Mein Erzengel (German Edition)
Schon die Einladung fiel reichlich ideologisch aus. «Weil ich versuchen will, die Aufhebung von Herrschaft zwischen Mann und Frau, der mein politischer Kampf gilt und ohne die Liebe nicht sein kann, in meinem privaten Leben zu leben», schrieb Ruth. «Ich habe nicht verdrängt, dass im Patriarchat die Institution Ehe der Zurichtung von Frauen dient.» So begann Michaël seinen Text. «In einer Zeit, in der die Autonomie des Subjekts zur Beziehungslosigkeit von Monaden verkommt, kann ich mein Bekenntnis zur Ernsthaftigkeit nur anachronistisch ausdrücken. Es ist ein Versprechen, eine egalitäre Beziehung zu leben, Verantwortung zu übernehmen und aktive männliche Zurücknahme zu üben.» Auf diese Statements reagierten einige von Ruths Freundinnen gereizt. «Einen Hinweis darauf, dass ihr miteinander leben wollt, weil ihr euch liebt, hätte ich revolutionärer gefunden», schrieb eine. Wie recht sie hatte.
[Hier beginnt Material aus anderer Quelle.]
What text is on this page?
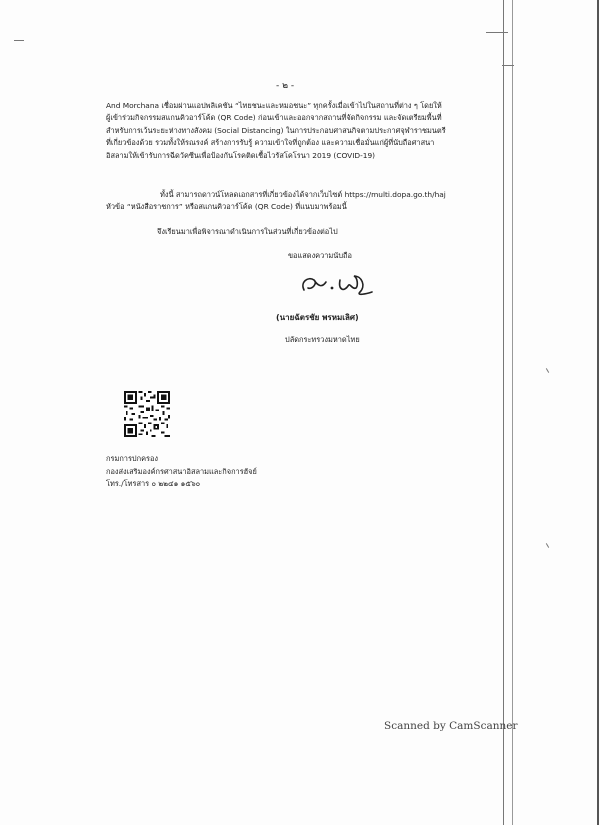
- ๒ -
And Morchana เชื่อมผ่านแอปพลิเคชัน “ไทยชนะและหมอชนะ” ทุกครั้งเมื่อเข้าไปในสถานที่ต่าง ๆ โดยให้
ผู้เข้าร่วมกิจกรรมสแกนคิวอาร์โค้ด (QR Code) ก่อนเข้าและออกจากสถานที่จัดกิจกรรม และจัดเตรียมพื้นที่
สำหรับการเว้นระยะห่างทางสังคม (Social Distancing) ในการประกอบศาสนกิจตามประกาศจุฬาราชมนตรี
ที่เกี่ยวข้องด้วย รวมทั้งให้รณรงค์ สร้างการรับรู้ ความเข้าใจที่ถูกต้อง และความเชื่อมั่นแก่ผู้ที่นับถือศาสนา
อิสลามให้เข้ารับการฉีดวัคซีนเพื่อป้องกันโรคติดเชื้อไวรัสโคโรนา 2019 (COVID-19)
ทั้งนี้ สามารถดาวน์โหลดเอกสารที่เกี่ยวข้องได้จากเว็บไซต์ https://multi.dopa.go.th/haj
หัวข้อ “หนังสือราชการ” หรือสแกนคิวอาร์โค้ด (QR Code) ที่แนบมาพร้อมนี้
จึงเรียนมาเพื่อพิจารณาดำเนินการในส่วนที่เกี่ยวข้องต่อไป
ขอแสดงความนับถือ
(นายฉัตรชัย พรหมเลิศ)
ปลัดกระทรวงมหาดไทย
กรมการปกครอง
กองส่งเสริมองค์กรศาสนาอิสลามและกิจการฮัจย์
โทร./โทรสาร ๐ ๒๒๔๑ ๑๕๖๐
Scanned by CamScanner
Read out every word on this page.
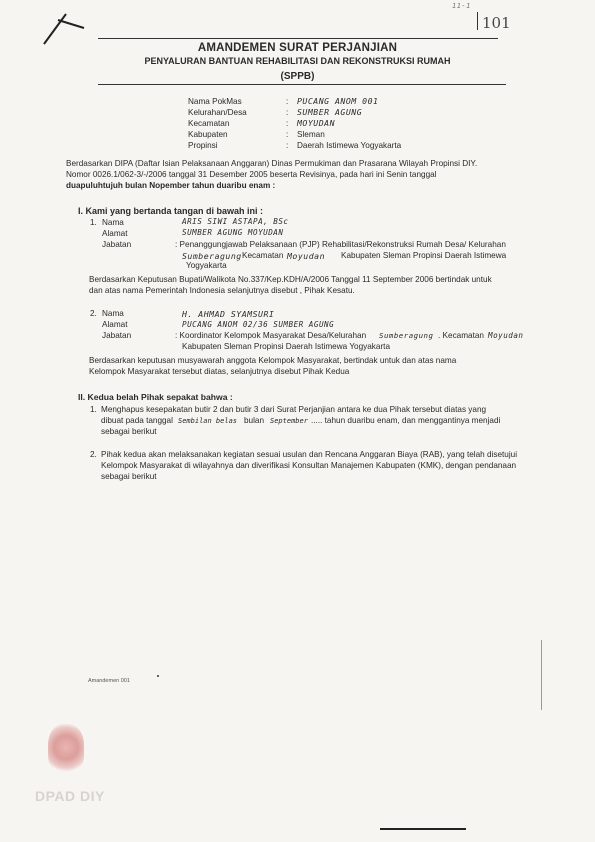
11-1
101
AMANDEMEN SURAT PERJANJIAN
PENYALURAN BANTUAN REHABILITASI DAN REKONSTRUKSI RUMAH
(SPPB)
Nama PokMas	: PUCANG ANOM 001
Kelurahan/Desa	: SUMBER AGUNG
Kecamatan	: MOYUDAN
Kabupaten	: Sleman
Propinsi	: Daerah Istimewa Yogyakarta
Berdasarkan DIPA (Daftar Isian Pelaksanaan Anggaran) Dinas Permukiman dan Prasarana Wilayah Propinsi DIY.
Nomor 0026.1/062-3/-/2006 tanggal 31 Desember 2005 beserta Revisinya, pada hari ini Senin tanggal
duapuluhtujuh bulan Nopember tahun duaribu enam :
I. Kami yang bertanda tangan di bawah ini :
1. Nama	ARIS SIWI ASTAPA, BSc
Alamat	SUMBER AGUNG MOYUDAN
Jabatan	: Penanggungjawab Pelaksanaan (PJP) Rehabilitasi/Rekonstruksi Rumah Desa/ Kelurahan
Sumberagung Kecamatan Moyudan Kabupaten Sleman Propinsi Daerah Istimewa
Yogyakarta
Berdasarkan Keputusan Bupati/Walikota No.337/Kep.KDH/A/2006 Tanggal 11 September 2006 bertindak untuk
dan atas nama Pemerintah Indonesia selanjutnya disebut , Pihak Kesatu.
2. Nama	H. AHMAD SYAMSURI
Alamat	PUCANG ANOM 02/36 SUMBER AGUNG
Jabatan	: Koordinator Kelompok Masyarakat Desa/Kelurahan Sumberagung . Kecamatan Moyudan
Kabupaten Sleman Propinsi Daerah Istimewa Yogyakarta
Berdasarkan keputusan musyawarah anggota Kelompok Masyarakat, bertindak untuk dan atas nama
Kelompok Masyarakat tersebut diatas, selanjutnya disebut Pihak Kedua
II. Kedua belah Pihak sepakat bahwa :
1. Menghapus kesepakatan butir 2 dan butir 3 dari Surat Perjanjian antara ke dua Pihak tersebut diatas yang
dibuat pada tanggal Sembilan belas bulan September ..... tahun duaribu enam, dan menggantinya menjadi
sebagai berikut
2. Pihak kedua akan melaksanakan kegiatan sesuai usulan dan Rencana Anggaran Biaya (RAB), yang telah disetujui
Kelompok Masyarakat di wilayahnya dan diverifikasi Konsultan Manajemen Kabupaten (KMK), dengan pendanaan
sebagai berikut
Amandemen 001
DPAD DIY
Das Menü war bescheiden, die Getränke sollten die Gäste selbst bestreiten, zu Recht vergaßen die meisten es. Für später am Abend hatte Michaël sogar eine Band bestellt, deren Musik zu avantgardistisch war für ein Fest, aber zum Tanzen war das Lokal ohnehin zu klein. Ruth amüsierte sich dennoch prächtig. Alle ihre Freundinnen und Freunde waren gekommen, auch einige ehemalige Liebhaber. Wenn eine stadtbekannte Feministin heiratet, ist das ein Ereignis. Danach fühlten sich auch andere zu diesem Schritt ermutigt, den Ruth noch wenige Jahre zuvor für völlig ausgeschlossen gehalten hätte. Aber jetzt wollte sie endlich einen Mann, der zu ihr stand und dies auch öffentlich kundtat. Den hatte sie nun.
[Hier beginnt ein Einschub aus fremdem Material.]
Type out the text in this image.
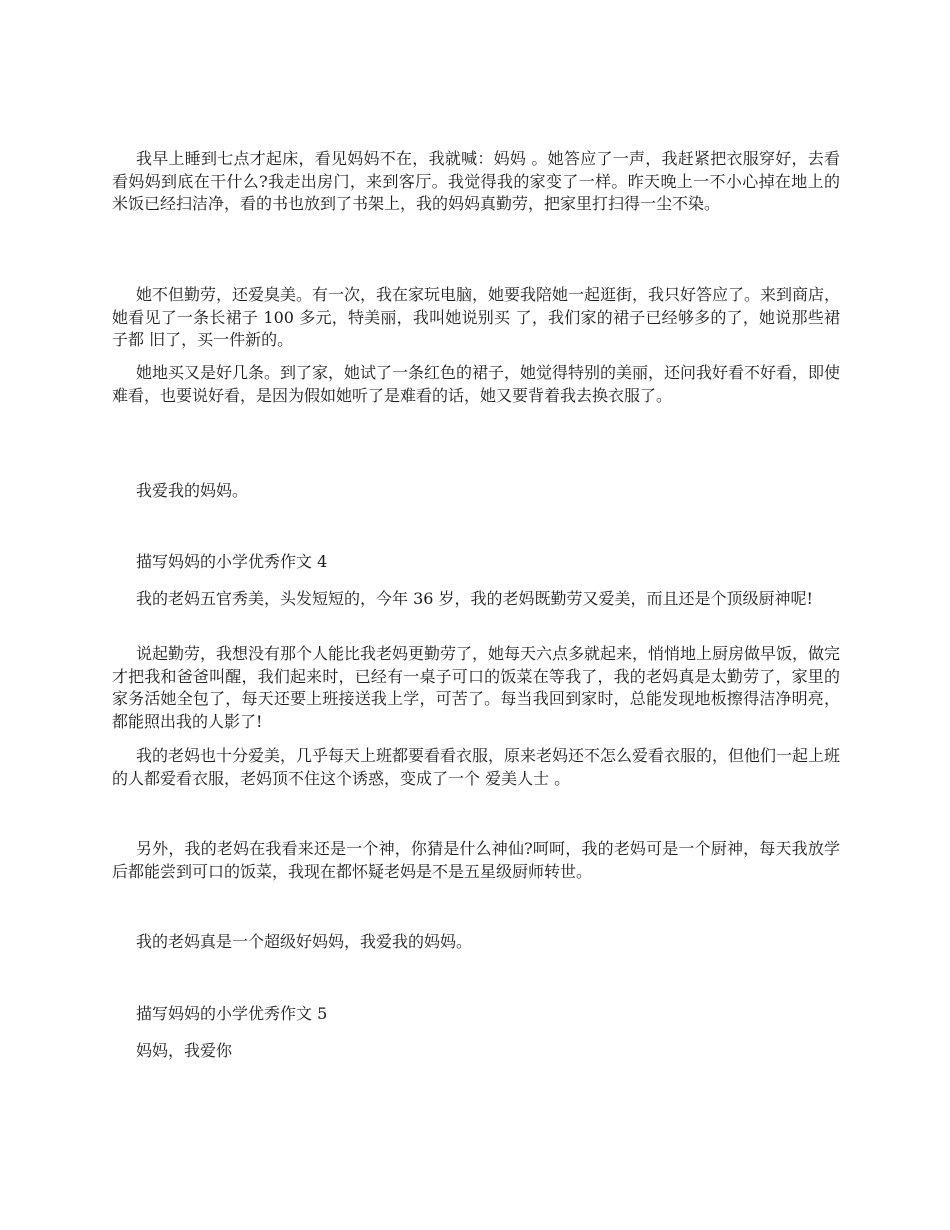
我早上睡到七点才起床，看见妈妈不在，我就喊：妈妈 。她答应了一声，我赶紧把衣服穿好，去看看妈妈到底在干什么?我走出房门，来到客厅。我觉得我的家变了一样。昨天晚上一不小心掉在地上的米饭已经扫洁净，看的书也放到了书架上，我的妈妈真勤劳，把家里打扫得一尘不染。

她不但勤劳，还爱臭美。有一次，我在家玩电脑，她要我陪她一起逛街，我只好答应了。来到商店，她看见了一条长裙子 100 多元，特美丽，我叫她说别买 了，我们家的裙子已经够多的了，她说那些裙子都 旧了，买一件新的。

她地买又是好几条。到了家，她试了一条红色的裙子，她觉得特别的美丽，还问我好看不好看，即使难看，也要说好看，是因为假如她听了是难看的话，她又要背着我去换衣服了。

我爱我的妈妈。

描写妈妈的小学优秀作文 4

我的老妈五官秀美，头发短短的，今年 36 岁，我的老妈既勤劳又爱美，而且还是个顶级厨神呢!

说起勤劳，我想没有那个人能比我老妈更勤劳了，她每天六点多就起来，悄悄地上厨房做早饭，做完才把我和爸爸叫醒，我们起来时，已经有一桌子可口的饭菜在等我了，我的老妈真是太勤劳了，家里的家务活她全包了，每天还要上班接送我上学，可苦了。每当我回到家时，总能发现地板擦得洁净明亮，都能照出我的人影了!

我的老妈也十分爱美，几乎每天上班都要看看衣服，原来老妈还不怎么爱看衣服的，但他们一起上班的人都爱看衣服，老妈顶不住这个诱惑，变成了一个 爱美人士 。

另外，我的老妈在我看来还是一个神，你猜是什么神仙?呵呵，我的老妈可是一个厨神，每天我放学后都能尝到可口的饭菜，我现在都怀疑老妈是不是五星级厨师转世。

我的老妈真是一个超级好妈妈，我爱我的妈妈。

描写妈妈的小学优秀作文 5

妈妈，我爱你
Michaël hatte kaum Freunde, und so begann er sich nach einiger Zeit zu langweilen, wahrscheinlich war er aber auch eifersüchtig. Jedenfalls nahm er irgendwann seinen Mantel und ging. Ruth musste sich allein um das Begleichen der Rechnung und den Heimtransport der Geschenke kümmern, darunter ein paar Boxerhandschuhe und ein mit Saharasand gefülltes Einweckglas. Die Boxerhandschuhe haben sie schon bald einem Kind geschenkt, die Botschaft, dass man in der Ehe auch streiten müsse, kam bei ihnen nicht an. Den Saharasand hat Ruth überallhin mitgenommen, nach Amsterdam und wieder zurück nach Wien. Er verkörpert für sie ihre Sehnsucht nach Afrika.
Als sie, vom Hochzeitsfest heimgekehrt, am frühen Morgen zu Michaël ins Bett kroch, stellte er sich schlafend. Am nächsten Tag warf er ihr vor, sie habe sich nicht genügend um ihn gekümmert, schließlich sei es auch sein Fest gewesen.
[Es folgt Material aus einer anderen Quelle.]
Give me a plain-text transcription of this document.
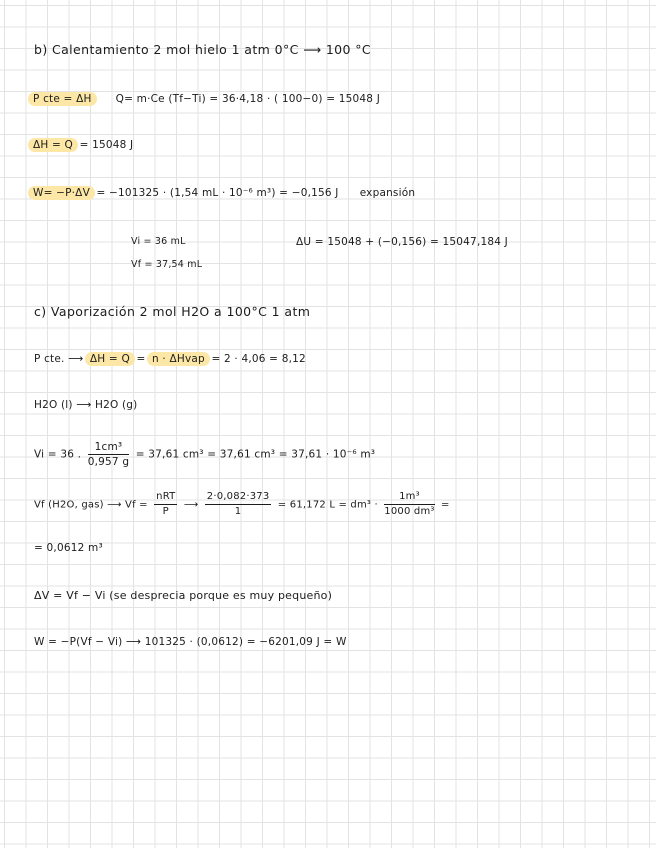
b) Calentamiento 2 mol hielo 1 atm 0°C ⟶ 100 °C
P cte = ΔH Q= m·Ce (Tf−Ti) = 36·4,18 · ( 100−0) = 15048 J
ΔH = Q = 15048 J
W= −P·ΔV = −101325 · (1,54 mL · 10⁻⁶ m³) = −0,156 J expansión
Vi = 36 mL
Vf = 37,54 mL
ΔU = 15048 + (−0,156) = 15047,184 J
c) Vaporización 2 mol H2O a 100°C 1 atm
P cte. ⟶ ΔH = Q = n · ΔHvap = 2 · 4,06 = 8,12
H2O (l) ⟶ H2O (g)
Vi = 36 . $\frac{\text{1cm³}}{0,957 g} = 37,61$ cm³ = 37,61 cm³ = 37,61 · 10⁻⁶ m³
Vf (H2O, gas) ⟶ $Vf = \frac{\text{nRT}}{P}$ ⟶ $\frac{2\cdot 0,082\cdot 373}{1} = 61,172$ $L = dm^3 \cdot \frac{\text{1m³}}{\text{1000 dm³}}$ =
= 0,0612 m³
ΔV = Vf − Vi (se desprecia porque es muy pequeño)
W = −P(Vf − Vi) ⟶ 101325 · (0,0612) = −6201,09 J = W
Sie ging nicht groß auf seine Vorwürfe ein, war ja dieses exzentrische Verhalten gewöhnt, liebte ihn sogar noch dafür. Abgöttisch, könnte man sagen, wenn es nicht so abgedroschen wäre. Er war ihr junger Prinz, der zu einem Zeitpunkt in ihr Leben trat, an dem sie nicht mehr mit einer Liebe gerechnet hatte. Er war ihr launischer, genialer Geliebter, der ihr nicht schrullig genug sein konnte. Solange er sie nur liebte und ihr diese wunderbare Geborgenheit bot.
«Ich habe ihn damals zum ersten Mal gesehen», unterbricht Heike Ruths Gedankenfluss. «Ich habe ihn zu seiner Wahl beglückwünscht, ihn aber auch gewarnt, dass du kein einfacher Mensch bist.»
War sie vielleicht neidisch auf mein Glück?, schießt es Ruth durch den Kopf. Schließlich war Heike damals wieder einmal allein. Immer wieder haben sie sich abgewechselt. Mal war die eine in festen Händen, wie man so sagt, mal die andere, wobei sich die Hände in den meisten Fällen als wenig fest erwiesen. Einmal hat Ruth sich sogar mit dem jungen Liebhaber eingelassen, mit dem Heike sich gegen ihre auf Grund laufende Ehe wehrte. Das war schäbig, aber Ruth hatte nicht widerstehen können. Natürlich war Heike wütend, ein Jahr lang sprachen sie nicht miteinander. Am Ende hat dieser Konflikt ihre Freundschaft weiter gefestigt. Heute können sie darüber lachen.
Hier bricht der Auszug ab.